On one hand, that meant lululemon also had to lower its full fiscal 2014 revenue guidance to a range of $1.765 billion to $1.780 billion, compared to its previous guidance for $1.780 billion to $1.800 billion. On the other hand, it simultaneously boosted its full-year guidance for earnings per share to a range of $1.53 to $1.57, or $1.74 to $1.78 accounting for a nonrecurring tax adjustment from early this year from the repatriation of foreign earnings to fund the share repurchase program. Previously, lululemon projected those two per-share earnings ranges to be $1.51 to $1.56, and $1.72 to $1.77, respectively. Analysts, on average, had modeled 2014 revenue of $1.79 billion and earnings of $1.77 per share, both of which are again above the midpoint of lululemon's guidance.
Why investors are rejoicing
Apart from lululemon's strength in third-quarter earnings, it initially doesn't seem there's much to like about this report. So why the 10% pop?
First, to explain its revenue weakness, lululemon pointed to a combination of West Coast port delays, a lower Canadian dollar, and delayed store openings. Nothing here raises significant red flags relating to problems underlying lululemon's actual business. That's a great thing, considering the slew of challenges lululemon has worked to overcome, from buttoning up its supply chain after last year's massive black Luon bottoms recall, to resolving a potential proxy battle with its brash, outspoken founder and now-former chairman, Chip Wilson.
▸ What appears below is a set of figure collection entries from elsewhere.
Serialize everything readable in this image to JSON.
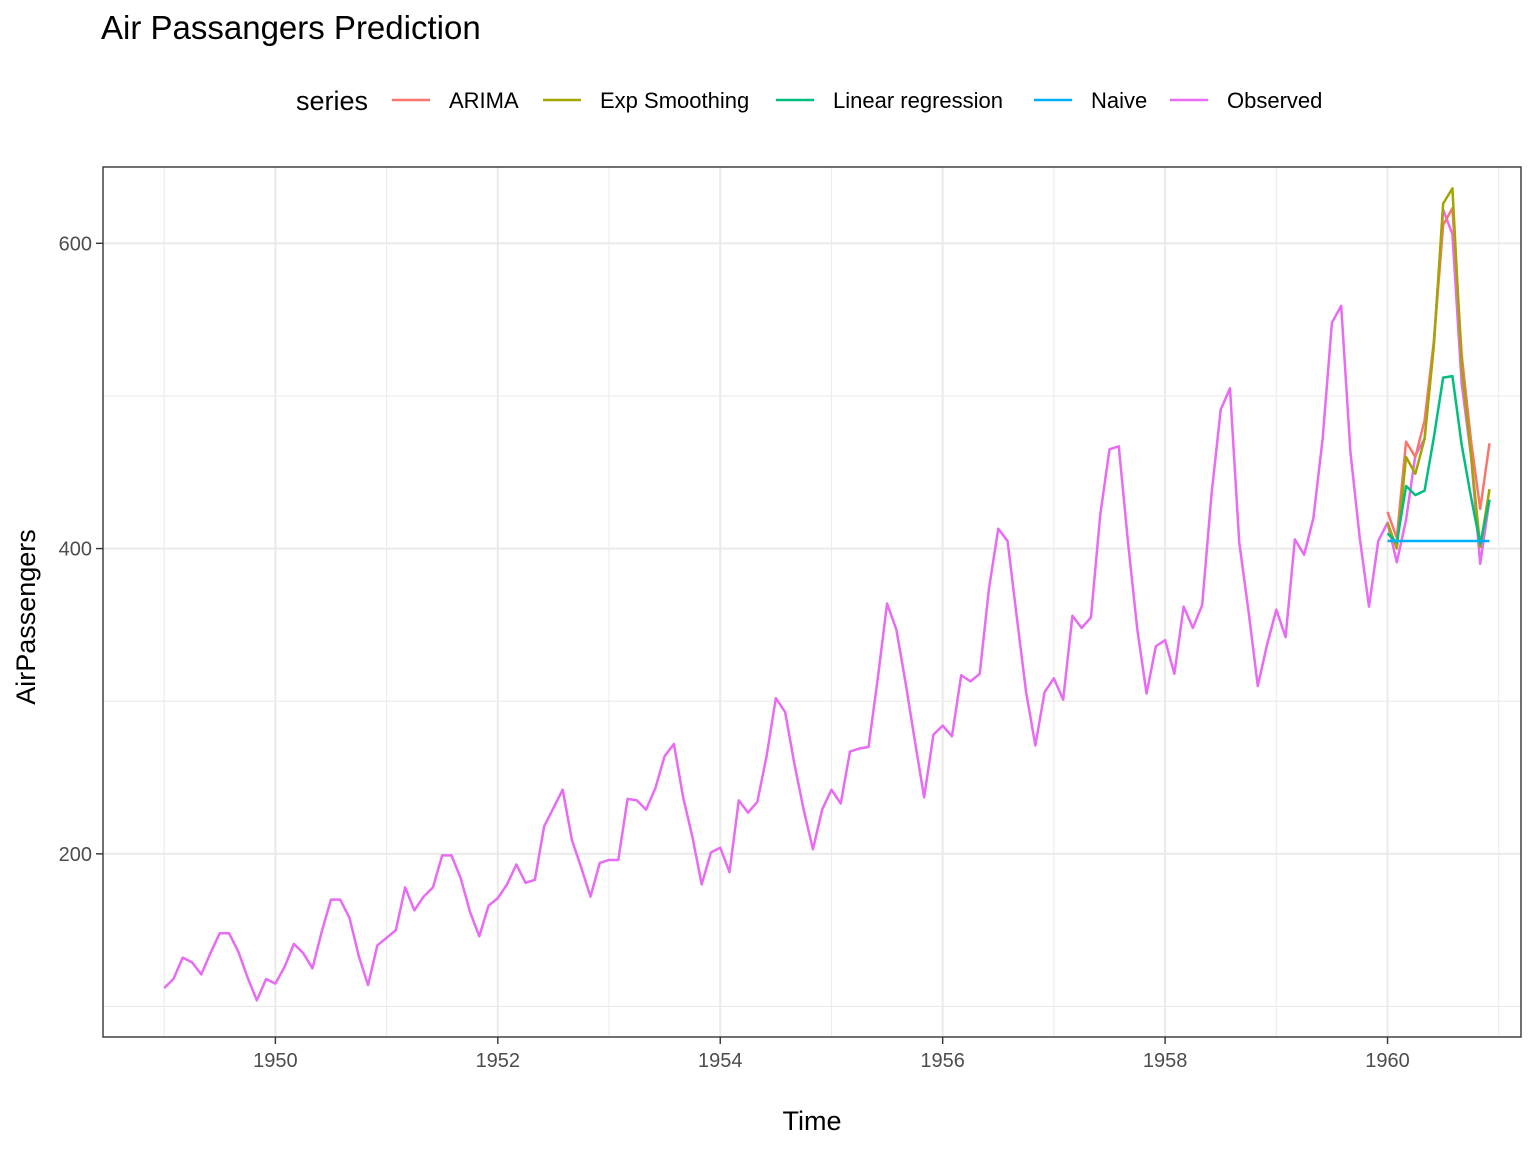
{
  "chart_data": {
    "type": "line",
    "title": "Air Passangers Prediction",
    "xlabel": "Time",
    "ylabel": "AirPassengers",
    "xlim": [
      1948.45,
      1961.2
    ],
    "ylim": [
      80,
      650
    ],
    "x_ticks": [
      1950,
      1952,
      1954,
      1956,
      1958,
      1960
    ],
    "x_minor_ticks": [
      1949,
      1951,
      1953,
      1955,
      1957,
      1959,
      1961
    ],
    "y_ticks": [
      200,
      400,
      600
    ],
    "y_minor_ticks": [
      100,
      300,
      500
    ],
    "grid": true,
    "legend": {
      "title": "series",
      "position": "top"
    },
    "series": [
      {
        "name": "ARIMA",
        "color": "#F8766D",
        "x_start": 1960.0,
        "step": 0.0833333,
        "values": [
          424,
          407,
          470,
          460,
          484,
          536,
          612,
          623,
          527,
          471,
          426,
          469
        ]
      },
      {
        "name": "Exp Smoothing",
        "color": "#A3A500",
        "x_start": 1960.0,
        "step": 0.0833333,
        "values": [
          417,
          400,
          460,
          449,
          472,
          533,
          626,
          636,
          520,
          462,
          401,
          439
        ]
      },
      {
        "name": "Linear regression",
        "color": "#00BF7D",
        "x_start": 1960.0,
        "step": 0.0833333,
        "values": [
          410,
          404,
          441,
          435,
          438,
          473,
          512,
          513,
          468,
          434,
          403,
          432
        ]
      },
      {
        "name": "Naive",
        "color": "#00B0F6",
        "x_start": 1960.0,
        "step": 0.0833333,
        "values": [
          405,
          405,
          405,
          405,
          405,
          405,
          405,
          405,
          405,
          405,
          405,
          405
        ]
      },
      {
        "name": "Observed",
        "color": "#E76BF3",
        "x_start": 1949.0,
        "step": 0.0833333,
        "values": [
          112,
          118,
          132,
          129,
          121,
          135,
          148,
          148,
          136,
          119,
          104,
          118,
          115,
          126,
          141,
          135,
          125,
          149,
          170,
          170,
          158,
          133,
          114,
          140,
          145,
          150,
          178,
          163,
          172,
          178,
          199,
          199,
          184,
          162,
          146,
          166,
          171,
          180,
          193,
          181,
          183,
          218,
          230,
          242,
          209,
          191,
          172,
          194,
          196,
          196,
          236,
          235,
          229,
          243,
          264,
          272,
          237,
          211,
          180,
          201,
          204,
          188,
          235,
          227,
          234,
          264,
          302,
          293,
          259,
          229,
          203,
          229,
          242,
          233,
          267,
          269,
          270,
          315,
          364,
          347,
          312,
          274,
          237,
          278,
          284,
          277,
          317,
          313,
          318,
          374,
          413,
          405,
          355,
          306,
          271,
          306,
          315,
          301,
          356,
          348,
          355,
          422,
          465,
          467,
          404,
          347,
          305,
          336,
          340,
          318,
          362,
          348,
          363,
          435,
          491,
          505,
          404,
          359,
          310,
          337,
          360,
          342,
          406,
          396,
          420,
          472,
          548,
          559,
          463,
          407,
          362,
          405,
          417,
          391,
          419,
          461,
          472,
          535,
          622,
          606,
          508,
          461,
          390,
          432
        ]
      }
    ]
  }
}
In addition, while lululemon's 3% comparable-store sales growth seems modest, it's a marked sequential improvement over last quarter's flat comps. For the first three quarters of the year, total comparable-store sales growth sits at roughly 1%.
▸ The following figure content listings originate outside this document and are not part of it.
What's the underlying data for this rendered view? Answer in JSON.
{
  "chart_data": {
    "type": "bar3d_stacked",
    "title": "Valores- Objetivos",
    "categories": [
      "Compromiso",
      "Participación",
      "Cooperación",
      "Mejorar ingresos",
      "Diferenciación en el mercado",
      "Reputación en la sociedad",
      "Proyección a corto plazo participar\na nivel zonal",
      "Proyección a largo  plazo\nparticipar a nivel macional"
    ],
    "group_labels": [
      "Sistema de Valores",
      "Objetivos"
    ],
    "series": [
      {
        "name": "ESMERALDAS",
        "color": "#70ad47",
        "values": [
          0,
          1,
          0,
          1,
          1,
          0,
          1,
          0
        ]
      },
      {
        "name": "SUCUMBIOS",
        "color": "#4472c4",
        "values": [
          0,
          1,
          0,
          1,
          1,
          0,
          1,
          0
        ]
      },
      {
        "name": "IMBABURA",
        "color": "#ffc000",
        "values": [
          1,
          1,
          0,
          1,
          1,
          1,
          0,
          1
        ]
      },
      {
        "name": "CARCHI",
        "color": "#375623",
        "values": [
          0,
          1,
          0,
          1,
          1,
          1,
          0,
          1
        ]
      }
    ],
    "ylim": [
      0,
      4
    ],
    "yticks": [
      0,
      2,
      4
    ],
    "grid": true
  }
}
"I am pleased that our third quarter results demonstrated sequential improvements as the quarter progressed," said lululemon CEO Laurent Potdevin in a press release, "with all key facets of our business-brand, guest experience, and product - contributing to our momentum."
Next, lululemon shareholders have grown accustomed to receiving stubbornly light guidance from the company. That has the been the case for each of its past three quarters, during which management placed outsized emphasis on using 2014 as an "investment year" to build a stable foundation for profitable worldwide growth. Again, given lululemon's past challenges, investors are right to be happy that the guidance shows even a little progress toward achieving that goal.
In the end, as long as lululuemon continues taking steps in the right direction given its already solidly profitable business, I'm happy to continue holding tight to my shares.